Most of the attempts at such texts falter because they are either too dry and technical for younger readers or they are littered with attempts to keep the student entertained with references to pop culture or cheesy passages that attempt to "speak the child's language" but only end up sounding patronizing.
Murphy's text has none of this. The prose has relentless fire without needless fireworks. What drives it forward is intellectual passion born of his own love of the topic. What's also nice is that he is nowhere self-consciously trying to sound like someone he is not. It is his real voice, explaining everything point by point. Here is the product of vast experience and daily writing. This permits the voicing of the book to achieve a remarkable integration page to page, chapter to chapter.
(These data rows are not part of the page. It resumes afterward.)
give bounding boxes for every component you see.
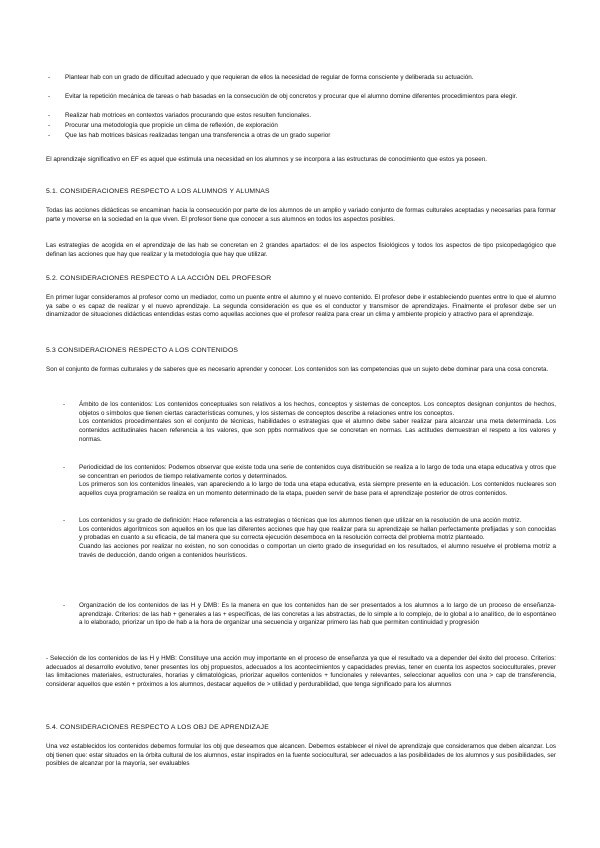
list-item: - Plantear hab con un grado de dificultad adecuado y que requieran de ellos la necesidad de regular de forma consciente y deliberada su actuación. (48, 74, 474, 81)
bullet-dash: - (48, 122, 51, 129)
list-item: - Los contenidos y su grado de definición: Hace referencia a las estrategias o técnicas que los alumnos tienen que utilizar en la resolución de una acción motriz. Los contenidos algorítmicos son aquellos en los que las diferentes acciones que hay que realizar para su aprendizaje se hallan perfectamente prefijadas y son conocidas y probadas en cuanto a su eficacia, de tal manera que su correcta ejecución desemboca en la resolución correcta del problema motriz planteado. Cuando las acciones por realizar no existen, no son conocidas o comportan un cierto grado de inseguridad en los resultados, el alumno resuelve el problema motriz a través de deducción, dando origen a contenidos heurísticos. (63, 517, 556, 559)
bullet-dash: - (48, 132, 51, 139)
paragraph: - Selección de los contenidos de las H y HMB: Constituye una acción muy importante en el proceso de enseñanza ya que el resultado va a depender del éxito del proceso. Criterios: adecuados al desarrollo evolutivo, tener presentes los obj propuestos, adecuados a los acontecimientos y capacidades previas, tener en cuenta los aspectos socioculturales, prever las limitaciones materiales, estructurales, horarias y climatológicas, priorizar aquellos contenidos + funcionales y relevantes, seleccionar aquellos con una > cap de transferencia, considerar aquellos que estén + próximos a los alumnos, destacar aquellos de > utilidad y perdurabilidad, que tenga significado para los alumnos (46, 655, 556, 689)
section-heading: 5.2. CONSIDERACIONES RESPECTO A LA ACCIÓN DEL PROFESOR (46, 275, 272, 282)
bullet-dash: - (48, 112, 51, 119)
list-item: - Procurar una metodología que propicie un clima de reflexión, de exploración (48, 122, 278, 129)
list-item: - Realizar hab motrices en contextos variados procurando que estos resulten funcionales. (48, 112, 312, 119)
intro-paragraph: El aprendizaje significativo en EF es aquel que estimula una necesidad en los alumnos y se incorpora a las estructuras de conocimiento que estos ya poseen. (46, 156, 488, 163)
bullet-dash: - (48, 74, 51, 81)
list-item: - Periodicidad de los contenidos: Podemos observar que existe toda una serie de contenidos cuya distribución se realiza a lo largo de toda una etapa educativa y otros que se concentran en periodos de tiempo relativamente cortos y determinados. Los primeros son los contenidos lineales, van apareciendo a lo largo de toda una etapa educativa, esta siempre presente en la educación. Los contenidos nucleares son aquellos cuya programación se realiza en un momento determinado de la etapa, pueden servir de base para el aprendizaje posterior de otros contenidos. (63, 464, 556, 498)
section-heading: 5.3 CONSIDERACIONES RESPECTO A LOS CONTENIDOS (46, 347, 239, 354)
bullet-dash: - (63, 464, 66, 471)
list-item: - Ámbito de los contenidos: Los contenidos conceptuales son relativos a los hechos, conceptos y sistemas de conceptos. Los conceptos designan conjuntos de hechos, objetos o símbolos que tienen ciertas características comunes, y los sistemas de conceptos describe a relaciones entre los conceptos. Los contenidos procedimentales son el conjunto de técnicas, habilidades o estrategias que el alumno debe saber realizar para alcanzar una meta determinada. Los contenidos actitudinales hacen referencia a los valores, que son ppbs normativos que se concretan en normas. Las actitudes demuestran el respeto a los valores y normas. (63, 401, 556, 443)
bullet-dash: - (63, 517, 66, 524)
paragraph: Una vez establecidos los contenidos debemos formular los obj que deseamos que alcancen. Debemos establecer el nivel de aprendizaje que consideramos que deben alcanzar. Los obj tienen que: estar situados en la órbita cultural de los alumnos, estar inspirados en la fuente sociocultural, ser adecuados a las posibilidades de los alumnos y sus posibilidades, ser posibles de alcanzar por la mayoría, ser evaluables (46, 743, 556, 768)
list-item: - Que las hab motrices básicas realizadas tengan una transferencia a otras de un grado superior (48, 132, 331, 139)
paragraph: Las estrategias de acogida en el aprendizaje de las hab se concretan en 2 grandes apartados: el de los aspectos fisiológicos y todos los aspectos de tipo psicopedagógico que definan las acciones que hay que realizar y la metodología que hay que utilizar. (46, 242, 556, 258)
section-heading: 5.1. CONSIDERACIONES RESPECTO A LOS ALUMNOS Y ALUMNAS (46, 188, 270, 195)
paragraph: Todas las acciones didácticas se encaminan hacia la consecución por parte de los alumnos de un amplio y variado conjunto de formas culturales aceptadas y necesarias para formar parte y moverse en la sociedad en la que viven. El profesor tiene que conocer a sus alumnos en todos los aspectos posibles. (46, 207, 556, 223)
paragraph: Son el conjunto de formas culturales y de saberes que es necesario aprender y conocer. Los contenidos son las competencias que un sujeto debe dominar para una cosa concreta. (46, 366, 549, 373)
bullet-dash: - (63, 602, 66, 609)
list-item: - Evitar la repetición mecánica de tareas o hab basadas en la consecución de obj concretos y procurar que el alumno domine diferentes procedimientos para elegir. (48, 93, 518, 100)
section-heading: 5.4. CONSIDERACIONES RESPECTO A LOS OBJ DE APRENDIZAJE (46, 724, 269, 731)
bullet-dash: - (63, 401, 66, 408)
bullet-dash: - (48, 93, 51, 100)
list-item: - Organización de los contenidos de las H y DMB: Es la manera en que los contenidos han de ser presentados a los alumnos a lo largo de un proceso de enseñanza-aprendizaje. Criterios: de las hab + generales a las + específicas, de las concretas a las abstractas, de lo simple a lo complejo, de lo global a lo analítico, de lo espontáneo a lo elaborado, priorizar un tipo de hab a la hora de organizar una secuencia y organizar primero las hab que permiten continuidad y progresión (63, 602, 556, 627)
paragraph: En primer lugar consideramos al profesor como un mediador, como un puente entre el alumno y el nuevo contenido. El profesor debe ir estableciendo puentes entre lo que el alumno ya sabe o es capaz de realizar y el nuevo aprendizaje. La segunda consideración es que es el conductor y transmisor de aprendizajes. Finalmente el profesor debe ser un dinamizador de situaciones didácticas entendidas estas como aquellas acciones que el profesor realiza para crear un clima y ambiente propicio y atractivo para el aprendizaje. (46, 294, 556, 319)
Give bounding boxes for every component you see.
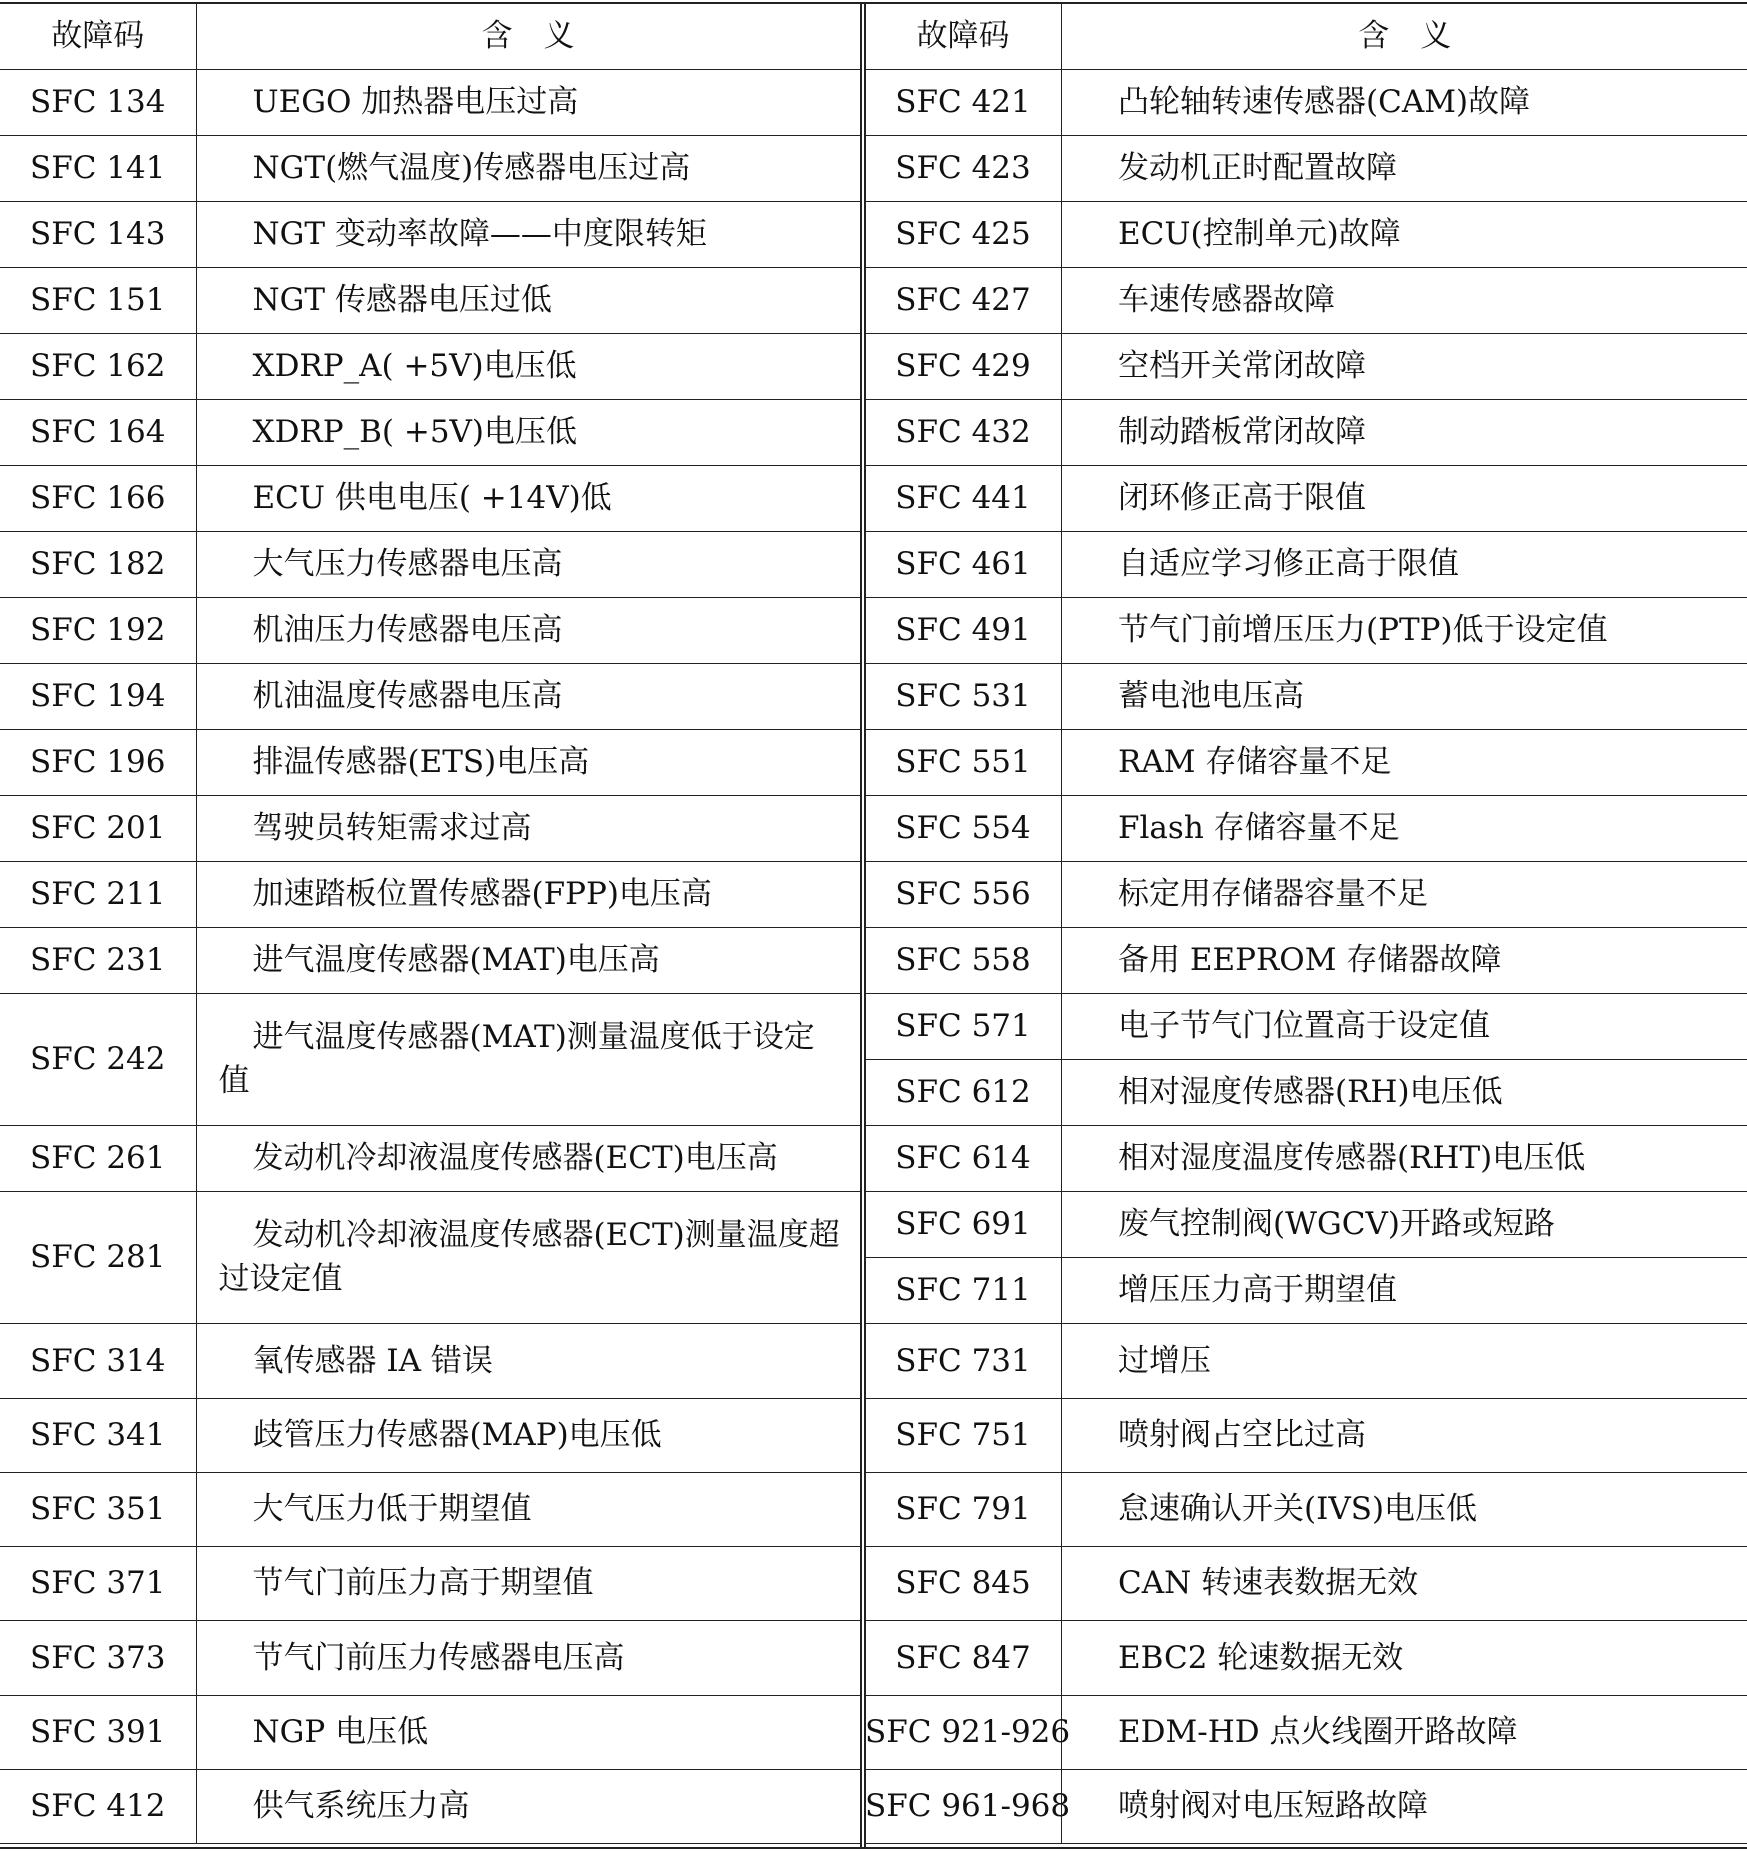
fault-meaning: ECU(控制单元)故障 — [1062, 202, 1747, 268]
fault-code: SFC 412 — [0, 1770, 196, 1844]
fault-code: SFC 281 — [0, 1192, 196, 1324]
table-row — [865, 1126, 1747, 1192]
fault-meaning: CAN 转速表数据无效 — [1062, 1547, 1747, 1621]
table-row — [0, 202, 860, 268]
fault-meaning: EDM-HD 点火线圈开路故障 — [1062, 1696, 1747, 1770]
fault-code: SFC 429 — [865, 334, 1062, 400]
fault-code: SFC 551 — [865, 730, 1062, 796]
table-row — [0, 1621, 860, 1696]
table-row — [865, 1324, 1747, 1399]
fault-code: SFC 847 — [865, 1621, 1062, 1696]
fault-code: SFC 554 — [865, 796, 1062, 862]
table-row — [865, 202, 1747, 268]
fault-code: SFC 845 — [865, 1547, 1062, 1621]
table-row — [865, 532, 1747, 598]
fault-code: SFC 751 — [865, 1399, 1062, 1473]
fault-code: SFC 423 — [865, 136, 1062, 202]
fault-meaning: 发动机冷却液温度传感器(ECT)电压高 — [196, 1126, 860, 1192]
left-table-body — [0, 70, 860, 1844]
fault-meaning: 节气门前压力高于期望值 — [196, 1547, 860, 1621]
fault-code: SFC 201 — [0, 796, 196, 862]
fault-code: SFC 791 — [865, 1473, 1062, 1547]
fault-code: SFC 164 — [0, 400, 196, 466]
fault-meaning: NGP 电压低 — [196, 1696, 860, 1770]
table-row — [0, 1696, 860, 1770]
fault-code: SFC 373 — [0, 1621, 196, 1696]
fault-code: SFC 141 — [0, 136, 196, 202]
table-row — [0, 862, 860, 928]
table-row — [0, 1192, 860, 1324]
fault-meaning: 歧管压力传感器(MAP)电压低 — [196, 1399, 860, 1473]
fault-code: SFC 614 — [865, 1126, 1062, 1192]
fault-meaning: XDRP_B( +5V)电压低 — [196, 400, 860, 466]
fault-meaning: 氧传感器 IA 错误 — [196, 1324, 860, 1399]
table-row — [865, 136, 1747, 202]
right-table-body — [865, 70, 1747, 1844]
fault-meaning: 废气控制阀(WGCV)开路或短路 — [1062, 1192, 1747, 1258]
fault-code: SFC 391 — [0, 1696, 196, 1770]
header-code: 故障码 — [865, 3, 1062, 70]
header-meaning: 含 义 — [196, 3, 860, 70]
table-row — [0, 1399, 860, 1473]
fault-code: SFC 461 — [865, 532, 1062, 598]
header-row — [865, 3, 1747, 70]
fault-code: SFC 491 — [865, 598, 1062, 664]
fault-meaning: 供气系统压力高 — [196, 1770, 860, 1844]
table-row — [865, 1547, 1747, 1621]
table-row — [865, 1473, 1747, 1547]
table-row — [865, 1192, 1747, 1258]
table-row — [0, 466, 860, 532]
fault-meaning: 机油压力传感器电压高 — [196, 598, 860, 664]
fault-meaning: 备用 EEPROM 存储器故障 — [1062, 928, 1747, 994]
table-row — [0, 400, 860, 466]
fault-meaning: XDRP_A( +5V)电压低 — [196, 334, 860, 400]
fault-meaning: 闭环修正高于限值 — [1062, 466, 1747, 532]
table-row — [865, 994, 1747, 1060]
fault-code: SFC 182 — [0, 532, 196, 598]
fault-code: SFC 194 — [0, 664, 196, 730]
fault-meaning: 排温传感器(ETS)电压高 — [196, 730, 860, 796]
fault-code: SFC 341 — [0, 1399, 196, 1473]
right-fault-table — [864, 2, 1747, 1844]
fault-code: SFC 242 — [0, 994, 196, 1126]
table-row — [865, 730, 1747, 796]
header-meaning: 含 义 — [1062, 3, 1747, 70]
fault-meaning: 空档开关常闭故障 — [1062, 334, 1747, 400]
fault-code: SFC 921-926 — [865, 1696, 1062, 1770]
fault-code: SFC 441 — [865, 466, 1062, 532]
table-row — [865, 1770, 1747, 1844]
table-row — [865, 1258, 1747, 1324]
fault-meaning: 进气温度传感器(MAT)测量温度低于设定值 — [196, 994, 860, 1126]
fault-code: SFC 196 — [0, 730, 196, 796]
table-row — [865, 1060, 1747, 1126]
fault-meaning: 发动机冷却液温度传感器(ECT)测量温度超过设定值 — [196, 1192, 860, 1324]
fault-meaning: 节气门前增压压力(PTP)低于设定值 — [1062, 598, 1747, 664]
fault-code: SFC 151 — [0, 268, 196, 334]
fault-meaning: 驾驶员转矩需求过高 — [196, 796, 860, 862]
fault-meaning: 自适应学习修正高于限值 — [1062, 532, 1747, 598]
fault-meaning: 相对湿度传感器(RH)电压低 — [1062, 1060, 1747, 1126]
fault-meaning: NGT 变动率故障——中度限转矩 — [196, 202, 860, 268]
table-row — [865, 466, 1747, 532]
fault-meaning: UEGO 加热器电压过高 — [196, 70, 860, 136]
fault-meaning: EBC2 轮速数据无效 — [1062, 1621, 1747, 1696]
table-row — [0, 1324, 860, 1399]
table-row — [865, 400, 1747, 466]
table-row — [0, 598, 860, 664]
fault-meaning: 大气压力低于期望值 — [196, 1473, 860, 1547]
table-row — [0, 664, 860, 730]
fault-code: SFC 612 — [865, 1060, 1062, 1126]
fault-meaning: Flash 存储容量不足 — [1062, 796, 1747, 862]
fault-code: SFC 261 — [0, 1126, 196, 1192]
table-row — [0, 70, 860, 136]
fault-code: SFC 314 — [0, 1324, 196, 1399]
fault-code: SFC 531 — [865, 664, 1062, 730]
fault-code: SFC 166 — [0, 466, 196, 532]
fault-meaning: 加速踏板位置传感器(FPP)电压高 — [196, 862, 860, 928]
fault-meaning: 发动机正时配置故障 — [1062, 136, 1747, 202]
fault-meaning: 车速传感器故障 — [1062, 268, 1747, 334]
fault-code: SFC 425 — [865, 202, 1062, 268]
fault-code: SFC 558 — [865, 928, 1062, 994]
table-row — [0, 334, 860, 400]
fault-meaning: 过增压 — [1062, 1324, 1747, 1399]
fault-code: SFC 731 — [865, 1324, 1062, 1399]
table-row — [865, 1399, 1747, 1473]
fault-meaning: 机油温度传感器电压高 — [196, 664, 860, 730]
fault-meaning: RAM 存储容量不足 — [1062, 730, 1747, 796]
table-row — [0, 928, 860, 994]
table-row — [0, 1547, 860, 1621]
fault-code: SFC 556 — [865, 862, 1062, 928]
fault-code: SFC 691 — [865, 1192, 1062, 1258]
table-row — [865, 70, 1747, 136]
header-code: 故障码 — [0, 3, 196, 70]
fault-code: SFC 162 — [0, 334, 196, 400]
fault-code: SFC 134 — [0, 70, 196, 136]
table-row — [865, 796, 1747, 862]
fault-code: SFC 432 — [865, 400, 1062, 466]
fault-code: SFC 421 — [865, 70, 1062, 136]
table-row — [0, 1473, 860, 1547]
fault-meaning: 电子节气门位置高于设定值 — [1062, 994, 1747, 1060]
fault-code: SFC 371 — [0, 1547, 196, 1621]
table-row — [865, 928, 1747, 994]
fault-meaning: ECU 供电电压( +14V)低 — [196, 466, 860, 532]
fault-meaning: NGT(燃气温度)传感器电压过高 — [196, 136, 860, 202]
fault-code: SFC 211 — [0, 862, 196, 928]
left-fault-table — [0, 2, 861, 1844]
table-row — [0, 796, 860, 862]
fault-code: SFC 192 — [0, 598, 196, 664]
fault-meaning: 标定用存储器容量不足 — [1062, 862, 1747, 928]
fault-meaning: 喷射阀对电压短路故障 — [1062, 1770, 1747, 1844]
header-row — [0, 3, 860, 70]
fault-meaning: 喷射阀占空比过高 — [1062, 1399, 1747, 1473]
fault-code: SFC 961-968 — [865, 1770, 1062, 1844]
fault-code: SFC 427 — [865, 268, 1062, 334]
table-row — [0, 730, 860, 796]
fault-meaning: 增压压力高于期望值 — [1062, 1258, 1747, 1324]
table-row — [865, 1696, 1747, 1770]
column-divider — [860, 2, 862, 1849]
table-row — [0, 1126, 860, 1192]
fault-meaning: 相对湿度温度传感器(RHT)电压低 — [1062, 1126, 1747, 1192]
table-bottom-rule — [0, 1847, 1747, 1849]
fault-code: SFC 143 — [0, 202, 196, 268]
table-row — [0, 532, 860, 598]
fault-meaning: 节气门前压力传感器电压高 — [196, 1621, 860, 1696]
fault-meaning: 制动踏板常闭故障 — [1062, 400, 1747, 466]
fault-code: SFC 711 — [865, 1258, 1062, 1324]
fault-meaning: 凸轮轴转速传感器(CAM)故障 — [1062, 70, 1747, 136]
fault-code: SFC 231 — [0, 928, 196, 994]
table-row — [865, 664, 1747, 730]
table-row — [865, 334, 1747, 400]
table-row — [865, 1621, 1747, 1696]
fault-code: SFC 351 — [0, 1473, 196, 1547]
fault-meaning: 大气压力传感器电压高 — [196, 532, 860, 598]
fault-meaning: NGT 传感器电压过低 — [196, 268, 860, 334]
fault-meaning: 怠速确认开关(IVS)电压低 — [1062, 1473, 1747, 1547]
fault-meaning: 进气温度传感器(MAT)电压高 — [196, 928, 860, 994]
table-row — [0, 1770, 860, 1844]
table-row — [865, 862, 1747, 928]
table-row — [865, 268, 1747, 334]
fault-code: SFC 571 — [865, 994, 1062, 1060]
fault-meaning: 蓄电池电压高 — [1062, 664, 1747, 730]
table-row — [0, 136, 860, 202]
table-row — [0, 268, 860, 334]
table-row — [865, 598, 1747, 664]
table-row — [0, 994, 860, 1126]
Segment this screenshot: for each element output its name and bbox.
Though he is drawing from the whole history of the development of economics, the text ends up being strikingly original. His approach is not based on anything but his own sense of how to teach this subject.
This book will not be boring or useless even for people who think they already know the subject. Every page or two, there are fresh insights. For example, on the problems with barter, he shows that in the real world, most goods and services would not have come into existence at all (so that there would be no trading of tractors for cobbler services because there would be no tractors or repairable shoes). In another place, he points out that one of the advantages of the division of labor is that it makes the advantages of automation more readily apparent.
Maybe these points appear in other introductory texts, but the way he works them into a logical and seamless system is very impressive. It has a much larger market than just high-school students. Anyone can enjoy this book and learn from it.
Murphy wrote the first study guides to Human Action and to Man, Economy, and State. He can now add another medal to his chest.